Aujourd'hui, pas d'œuvre à critiquer ou présenter. Juste un auteur.
Mais un de mes préférés, vous ne perdrez pas au change.
Philip José Farmer est incontestablement et pour l'éternité un des plus grands écrivains de SF du XXème siècle. Même si la plupart de ses œuvres ont été traduites en français, il n'a pas acquis chez nous la réputation qu'il méritait, quand bien même les grands spécialistes hexagonaux et les anthologistes de tout poil lui aient régulièrement fait une place dans leurs ouvrages, préfaces et chroniques. Le problème est que, bien souvent, son portrait est un peu faussé : de sa fiche Wikipédia aux différents dictionnaires de la SF anglo-saxonne, il est la plupart du temps considéré comme "
le premier à avoir introduit le sexe dans la science-fiction".
[1]
C'est pourtant vrai - d'une certaine manière - mais tellement réducteur au regard de son œuvre !
Le fait est que, s'il est parvenu à détrôner dans mon cœur de lecteur insatiable l'incomparable Asimov, ce n'est ni pour ses textes lestes, ni pour son style enlevé - Harlan Ellison
[2] parlait à son propos d'"écriture pyrotechnique" et affirmait même qu'il fallait pour les lecteurs "
une mastication intellectuelle réservée à la plus haute littérature".
Il est vrai qu'Ellison tenait l'écrivain natif de l'Indiana en très haute estime et le savait capable, à la façon d'un Silverberg par exemple, de passer de l'Age d'Or de la SF, dite "campbellienne", à cette forme particulière de science-fiction plus spéculative et terre à terre apparue dans les années 60 et mise en lumière par l'anthologie
Dangereuses Visions. Si Farmer était capable d'affronter et de digérer cette Seconde Révolution, c'est justement parce qu'il avait déjà créé un précédent en abordant des thèmes jusque lors pratiquement totalement ignorés, ou tus, par les auteurs précédents. La SF, notamment anglo-saxonne, était certes visionnaire, emplie d'images cosmiques et de savants fous, mais ne savait pas traiter les relations intimes, et surtout les relations entre races différentes. De ce fait, le texte
les Amants étrangers (c'était en 1952), s'il apparaît aujourd'hui bien sage avec cette histoire d'amour entre un humain désabusé et une extraterrestre métamorphe, déclencha en son temps des réactions passionnées, un véritable maelström critique qui ne laissa pas l'auteur indemne. Cependant, sa force de caractère le poussa à continuer sur cette voie jusqu'à ce petit bijou qu'est le recueil de nouvelles
Des rapports étranges dans lequel notre écrivain, en cinq récits hauts en couleurs, explore des pistes encore peu défrichées comme l'identité et la maturité sexuelle mais également la foi et les rapports entre les êtres.

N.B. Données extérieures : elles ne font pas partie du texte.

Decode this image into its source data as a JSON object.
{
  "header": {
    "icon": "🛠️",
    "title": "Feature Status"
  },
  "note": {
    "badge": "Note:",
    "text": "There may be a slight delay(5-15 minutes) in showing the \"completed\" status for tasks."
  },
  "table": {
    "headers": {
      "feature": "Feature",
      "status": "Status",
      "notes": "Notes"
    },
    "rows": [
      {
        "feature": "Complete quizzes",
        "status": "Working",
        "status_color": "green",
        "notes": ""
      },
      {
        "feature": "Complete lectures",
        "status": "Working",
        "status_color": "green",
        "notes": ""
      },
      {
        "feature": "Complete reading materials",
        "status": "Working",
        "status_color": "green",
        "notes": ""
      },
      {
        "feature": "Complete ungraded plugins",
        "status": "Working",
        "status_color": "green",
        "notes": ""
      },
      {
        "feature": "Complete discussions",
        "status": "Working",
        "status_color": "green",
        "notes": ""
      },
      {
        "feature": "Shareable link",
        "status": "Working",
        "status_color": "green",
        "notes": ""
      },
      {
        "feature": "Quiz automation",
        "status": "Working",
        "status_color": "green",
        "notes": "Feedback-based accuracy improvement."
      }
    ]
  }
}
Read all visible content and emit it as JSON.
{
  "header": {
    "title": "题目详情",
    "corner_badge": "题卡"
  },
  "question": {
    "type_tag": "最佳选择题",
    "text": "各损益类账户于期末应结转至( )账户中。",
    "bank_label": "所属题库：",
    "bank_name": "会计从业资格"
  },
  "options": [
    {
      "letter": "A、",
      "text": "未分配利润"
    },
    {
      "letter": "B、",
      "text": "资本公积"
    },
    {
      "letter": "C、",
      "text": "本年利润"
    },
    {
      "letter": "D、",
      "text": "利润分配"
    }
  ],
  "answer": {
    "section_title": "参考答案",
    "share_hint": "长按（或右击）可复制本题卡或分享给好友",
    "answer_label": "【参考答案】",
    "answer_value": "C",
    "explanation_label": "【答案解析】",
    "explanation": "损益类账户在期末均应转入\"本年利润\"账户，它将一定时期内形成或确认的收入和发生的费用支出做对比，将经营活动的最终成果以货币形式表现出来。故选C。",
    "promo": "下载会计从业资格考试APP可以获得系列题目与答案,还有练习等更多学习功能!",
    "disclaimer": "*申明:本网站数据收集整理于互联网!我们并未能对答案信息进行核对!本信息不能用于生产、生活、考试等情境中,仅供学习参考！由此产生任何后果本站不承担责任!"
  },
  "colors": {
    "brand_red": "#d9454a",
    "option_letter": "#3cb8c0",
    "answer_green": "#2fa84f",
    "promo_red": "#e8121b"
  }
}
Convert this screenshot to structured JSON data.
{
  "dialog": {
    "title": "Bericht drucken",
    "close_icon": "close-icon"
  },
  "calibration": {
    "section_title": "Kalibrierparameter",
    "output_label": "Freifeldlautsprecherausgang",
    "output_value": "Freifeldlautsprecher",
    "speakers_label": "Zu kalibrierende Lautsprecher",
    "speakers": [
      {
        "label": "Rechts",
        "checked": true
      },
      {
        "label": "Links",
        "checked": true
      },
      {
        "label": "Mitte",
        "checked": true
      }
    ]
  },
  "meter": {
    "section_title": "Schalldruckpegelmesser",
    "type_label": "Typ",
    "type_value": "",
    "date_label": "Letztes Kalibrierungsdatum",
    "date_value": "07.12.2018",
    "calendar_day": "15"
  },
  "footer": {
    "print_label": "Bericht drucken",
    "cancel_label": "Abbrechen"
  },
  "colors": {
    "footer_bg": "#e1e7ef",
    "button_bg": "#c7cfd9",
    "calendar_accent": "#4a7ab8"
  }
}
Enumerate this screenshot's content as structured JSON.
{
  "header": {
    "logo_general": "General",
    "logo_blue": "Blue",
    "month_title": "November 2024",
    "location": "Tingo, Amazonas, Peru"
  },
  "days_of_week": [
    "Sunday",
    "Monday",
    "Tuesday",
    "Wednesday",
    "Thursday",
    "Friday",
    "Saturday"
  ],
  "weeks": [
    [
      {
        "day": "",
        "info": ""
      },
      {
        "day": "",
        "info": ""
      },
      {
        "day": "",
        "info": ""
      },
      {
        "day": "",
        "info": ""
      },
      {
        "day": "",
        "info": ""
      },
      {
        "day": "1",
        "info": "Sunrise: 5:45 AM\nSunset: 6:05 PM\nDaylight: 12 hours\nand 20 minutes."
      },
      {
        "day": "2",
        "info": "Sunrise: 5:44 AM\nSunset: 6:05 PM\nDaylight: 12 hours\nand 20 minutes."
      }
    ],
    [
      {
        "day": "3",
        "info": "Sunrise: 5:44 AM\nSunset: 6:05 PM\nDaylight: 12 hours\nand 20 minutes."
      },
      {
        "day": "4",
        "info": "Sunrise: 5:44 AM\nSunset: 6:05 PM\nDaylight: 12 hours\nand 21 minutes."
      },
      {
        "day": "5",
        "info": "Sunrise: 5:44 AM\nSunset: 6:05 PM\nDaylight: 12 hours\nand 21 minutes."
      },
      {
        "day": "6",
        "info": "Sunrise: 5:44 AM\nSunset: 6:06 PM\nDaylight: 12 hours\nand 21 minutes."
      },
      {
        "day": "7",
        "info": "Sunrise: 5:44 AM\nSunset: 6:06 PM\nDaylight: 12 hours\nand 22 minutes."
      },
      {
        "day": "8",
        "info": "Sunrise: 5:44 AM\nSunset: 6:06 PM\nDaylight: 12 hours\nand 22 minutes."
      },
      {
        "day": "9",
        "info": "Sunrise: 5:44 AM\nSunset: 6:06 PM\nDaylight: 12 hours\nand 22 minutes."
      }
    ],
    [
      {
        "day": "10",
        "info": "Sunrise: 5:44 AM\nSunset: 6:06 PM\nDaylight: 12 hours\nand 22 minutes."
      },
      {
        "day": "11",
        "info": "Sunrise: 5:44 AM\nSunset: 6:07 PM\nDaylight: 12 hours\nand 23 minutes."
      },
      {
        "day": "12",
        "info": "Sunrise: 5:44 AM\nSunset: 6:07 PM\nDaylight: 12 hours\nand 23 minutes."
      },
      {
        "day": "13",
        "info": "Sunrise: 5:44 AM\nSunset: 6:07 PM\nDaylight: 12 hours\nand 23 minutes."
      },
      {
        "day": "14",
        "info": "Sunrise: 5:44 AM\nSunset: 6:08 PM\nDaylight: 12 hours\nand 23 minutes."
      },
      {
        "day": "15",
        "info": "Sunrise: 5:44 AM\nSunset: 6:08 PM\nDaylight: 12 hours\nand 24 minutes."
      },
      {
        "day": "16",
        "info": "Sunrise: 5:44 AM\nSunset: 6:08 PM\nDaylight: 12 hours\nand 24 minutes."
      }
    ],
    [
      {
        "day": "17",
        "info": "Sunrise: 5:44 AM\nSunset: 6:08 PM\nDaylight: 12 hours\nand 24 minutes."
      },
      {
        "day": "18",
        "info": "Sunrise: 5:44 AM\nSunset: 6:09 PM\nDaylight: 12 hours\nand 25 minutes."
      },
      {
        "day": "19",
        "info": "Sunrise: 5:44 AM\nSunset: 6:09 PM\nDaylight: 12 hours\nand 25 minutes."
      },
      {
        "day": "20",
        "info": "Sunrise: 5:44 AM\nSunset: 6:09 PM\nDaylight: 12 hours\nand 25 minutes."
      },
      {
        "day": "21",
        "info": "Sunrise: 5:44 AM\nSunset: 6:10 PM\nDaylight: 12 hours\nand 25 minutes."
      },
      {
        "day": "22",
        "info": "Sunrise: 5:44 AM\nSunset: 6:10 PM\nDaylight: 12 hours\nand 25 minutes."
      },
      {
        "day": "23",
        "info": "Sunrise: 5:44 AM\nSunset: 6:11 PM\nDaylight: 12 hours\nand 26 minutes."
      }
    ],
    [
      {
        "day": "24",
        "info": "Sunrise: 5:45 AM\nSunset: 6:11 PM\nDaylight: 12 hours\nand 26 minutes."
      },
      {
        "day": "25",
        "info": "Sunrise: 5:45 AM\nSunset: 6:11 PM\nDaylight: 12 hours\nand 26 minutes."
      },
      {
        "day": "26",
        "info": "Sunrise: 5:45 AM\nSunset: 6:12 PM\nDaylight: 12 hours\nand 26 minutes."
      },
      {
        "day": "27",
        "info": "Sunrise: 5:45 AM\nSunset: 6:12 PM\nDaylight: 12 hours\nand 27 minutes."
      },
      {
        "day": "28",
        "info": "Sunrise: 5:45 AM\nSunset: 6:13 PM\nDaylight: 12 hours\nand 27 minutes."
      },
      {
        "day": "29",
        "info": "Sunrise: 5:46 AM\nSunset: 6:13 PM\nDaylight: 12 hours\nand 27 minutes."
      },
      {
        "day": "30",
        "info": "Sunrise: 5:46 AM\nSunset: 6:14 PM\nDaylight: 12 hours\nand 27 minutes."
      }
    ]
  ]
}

Toutefois Farmer s'est également intéressé à d'autres domaines dans lesquels il a investi son savoir-faire, sa phénoménale culture et un style toujours en évolution. Sorte de geek avant l'heure, il a profité de sa notoriété pour s'interroger sur les héros de son enfance, les replacer dans leur contexte tout en les modernisant, les confrontant à leurs propres démons ou nous les révélant sous un autre jour en dévoilant des origines savamment réécrites. Grand admirateur du travail d'Edgar Rice Burroughs, il a carrément recréé le personnage de Tarzan dans des romans échevelés, picaresques et colorés dans lesquels on découvre sa parenté avec un certain Jack l'Eventreur, voire son ascendance jusqu'à Lord Byron. Dans
la Jungle nue (Lattès 1979), qui peut choquer par des scènes de sexe assez torrides, on le voit même se confronter à un autre (super-)héros d'antan, Doc Savage, qui connut également les honneurs d'une adaptation en comics chez Marvel (je me souviens d'ailleurs d'un crossover avec les 4 Fantastiques). C'est dans cette veine qu'on trouve de nombreux petits romans de Farmer avec des visions d'ailleurs rappelant celles de Jack Vance, mais avec un style plus recherché, des personnages plus denses et surtout un goût prononcé pour l'aventure.
Cet aspect très
heroic-fantasy m'a toujours séduit chez lui, bien davantage que sa propension aux récits plus lestes, parfois à la limite de la pornographie, dans lesquels il plonge sans vergogne certains de ses personnages ou des créatures tirées de l'imaginaire collectif comme les vampires, les garous et autres succubes (
Comme une bête, Presses Pocket 1991) ou son goût pour les pastiches de classiques en réécrivant par exemple les aventures de Phileas Fogg (
Chacun son tour, Lattès 1977). Des histoires comme
Ose (J'Ai Lu 1970)
ou
Hadon, fils de l'antique Opar (Albin Michel 1976)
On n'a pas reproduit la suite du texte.